4 Respostas2026-01-28 11:38:45
Lembro de uma época em que dizia 'sim' para tudo, mesmo quando estava exausta. Achava que ser prestativa era virtude, mas acabava sobrecarregada e ressentida. A virada veio quando li 'The Life-Changing Magic of Not Giving a Fck' e entendi que limites são saudáveis. Comecei pequeno: recusando convites sem explicações longas, só um 'vou passar hoje, obrigada!'.
Depois, pratiquei com colegas de trabalho, sugerindo alternativas ('Não posso assumir esse projeto, mas o João tem expertise nisso'). O alívio foi imediato! Psicólogos reforçam que dizer 'não' protege nossa energia e autoestima. Hoje, encaro como um ato de autocuidado – e surpreendentemente, as pessoas respeitam mais meus 'sim' quando eles são raros e genuínos.

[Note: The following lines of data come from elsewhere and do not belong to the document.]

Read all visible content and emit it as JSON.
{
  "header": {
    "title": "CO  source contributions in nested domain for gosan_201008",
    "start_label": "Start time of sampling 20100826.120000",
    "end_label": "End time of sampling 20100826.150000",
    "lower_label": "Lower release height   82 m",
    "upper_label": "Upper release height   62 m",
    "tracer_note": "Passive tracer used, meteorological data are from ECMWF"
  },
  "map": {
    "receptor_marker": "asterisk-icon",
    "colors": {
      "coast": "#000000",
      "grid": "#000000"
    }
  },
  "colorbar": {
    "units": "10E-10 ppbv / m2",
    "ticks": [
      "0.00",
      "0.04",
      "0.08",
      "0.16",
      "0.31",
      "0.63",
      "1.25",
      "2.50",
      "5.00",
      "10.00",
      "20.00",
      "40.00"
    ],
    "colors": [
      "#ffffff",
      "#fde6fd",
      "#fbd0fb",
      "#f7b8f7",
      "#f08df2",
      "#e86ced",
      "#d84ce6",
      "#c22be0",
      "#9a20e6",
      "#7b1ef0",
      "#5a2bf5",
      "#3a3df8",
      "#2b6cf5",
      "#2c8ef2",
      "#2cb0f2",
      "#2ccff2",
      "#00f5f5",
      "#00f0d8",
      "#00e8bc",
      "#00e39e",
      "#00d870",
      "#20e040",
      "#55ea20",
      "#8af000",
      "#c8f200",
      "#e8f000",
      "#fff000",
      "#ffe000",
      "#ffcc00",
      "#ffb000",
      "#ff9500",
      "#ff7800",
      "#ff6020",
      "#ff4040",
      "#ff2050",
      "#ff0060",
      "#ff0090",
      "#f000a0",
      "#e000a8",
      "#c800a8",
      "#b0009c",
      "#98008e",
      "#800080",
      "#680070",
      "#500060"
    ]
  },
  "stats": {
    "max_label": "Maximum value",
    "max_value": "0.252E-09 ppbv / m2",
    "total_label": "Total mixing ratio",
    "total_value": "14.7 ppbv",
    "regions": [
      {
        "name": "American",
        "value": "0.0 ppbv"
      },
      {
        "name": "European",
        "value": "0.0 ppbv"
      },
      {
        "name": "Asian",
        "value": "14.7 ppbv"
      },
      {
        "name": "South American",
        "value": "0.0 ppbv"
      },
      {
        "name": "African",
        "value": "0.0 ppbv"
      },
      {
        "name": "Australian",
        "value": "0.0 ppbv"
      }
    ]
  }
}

4 Respostas2026-01-28 18:40:56
Aprendi que dizer não é um ato de autocuidado, não egoísmo. No começo, me sentia culpada por recusar pedidos de amigos ou familiares, como se estivesse decepcionando todo mundo. Mas depois de ler 'Boundaries' e refletir sobre minhas relações, percebi que limites saudáveis são essenciais. Uma técnica que me ajudou foi praticar frases como 'Adoraria ajudar, mas agora não consigo' ou 'Vamos encontrar outra solução'. Com o tempo, a culpa diminuiu, e os laços ficaram mais honestos.
Outro aspecto é entender que o outro pode ficar chocado inicialmente, especialmente se você sempre disse sim antes. Mas relações que dependem da sua ausência de limites não são sustentáveis. Uma amiga me disse uma vez: 'Quando você diz não para os outros, está dizendo sim para si mesma'. Isso virou meu mantra nos dias mais difíceis.
4 Respostas2026-01-28 19:26:09
Lidar com limites no trabalho é como segurar um balão cheio demais – se você não soltar um pouco o ar, ele explode. Uma frase que me salvou várias vezes foi 'Adoraria ajudar, mas meu atual comprometimento com outras tarefas não me permite dedicar a atenção que esse projeto merece.'
Isso mostra que você valoriza a qualidade do trabalho, não só a quantidade. Outro dia, usei 'Vou precisar revisar minha agenda antes de confirmar' quando me pediram algo em cima da hora. Não é um não direto, mas dá espaço para negociar prazos realistas. A chave é manter o tom colaborativo, mesmo quando recusando.
4 Respostas2026-01-28 18:06:40
Lembro que durante uma fase difícil da minha vida, peguei 'O Poder do Agora' do Eckhart Tolle emprestado de um amigo. Não era exatamente sobre dizer não, mas me fez perceber como minha autoestima estava ligada à necessidade de agradar os outros. A parte mais reveladora foi quando ele fala sobre identidade – como nós nos tornamos escravos das expectativas alheias quando não estabelecemos limites. Depois disso, mergulhei em 'Mulheres que Correm com os Lobos', da Clarissa Pinkola Estés, e aquilo foi um choque. A autora usa contos folclóricos para mostrar como a autonegação destrói nossa essência. A história da mulher-esqueleto, por exemplo, me fez chorar no metrô! Livros assim não dão fórmulas prontas, mas acendem uma chama de reconhecimento interno que torna o 'não' uma consequência natural, não um obstáculo.
Outro que marcou foi 'As Coisas que Você Só Vê Quando Desacelera', do Haemin Sunim. Tem um capítulo chamado 'Você não precisa ser perfeito para ser amado' que eu recortei e colei na minha geladeira. Parece bobo, mas ver aquilo todo dia me lembrou que minha valia não depende de quantas demandas eu consigo cumprir. A jornada é lenta, mas esses livros são como amigos sábios que te puxam pelo braço quando você está prestes a dizer 'sim' só por medo de desapontar.
4 Respostas2026-01-28 10:04:21
Lembro de uma cena em 'The Queen’s Gambit' onde Beth Harmon, mesmo pressionada, diz 'não' ao convite para um torneio porque sabia que não estava pronta. Aquilo me marcou—ela não justificou excessivamente, só afirmou seu limite com clareza. A série toda é um estudo sobre como ela aprende a negociar espaços (até no xadrez!) e dizer 'não' quando algo não serve.
Outro exemplo é 'Parasita', quando a família Kim, aos poucos, desafia a hierarquia imposta. A cena da festa de aniversário é brutal: o pai, finalmente, diz 'não' à opressão de forma violenta, mas antes disso, o filho mais velho já havia praticado um 'não' mais sutil ao recusar ser tratado como inferior. São camadas diferentes de assertividade, mas ambas poderosas.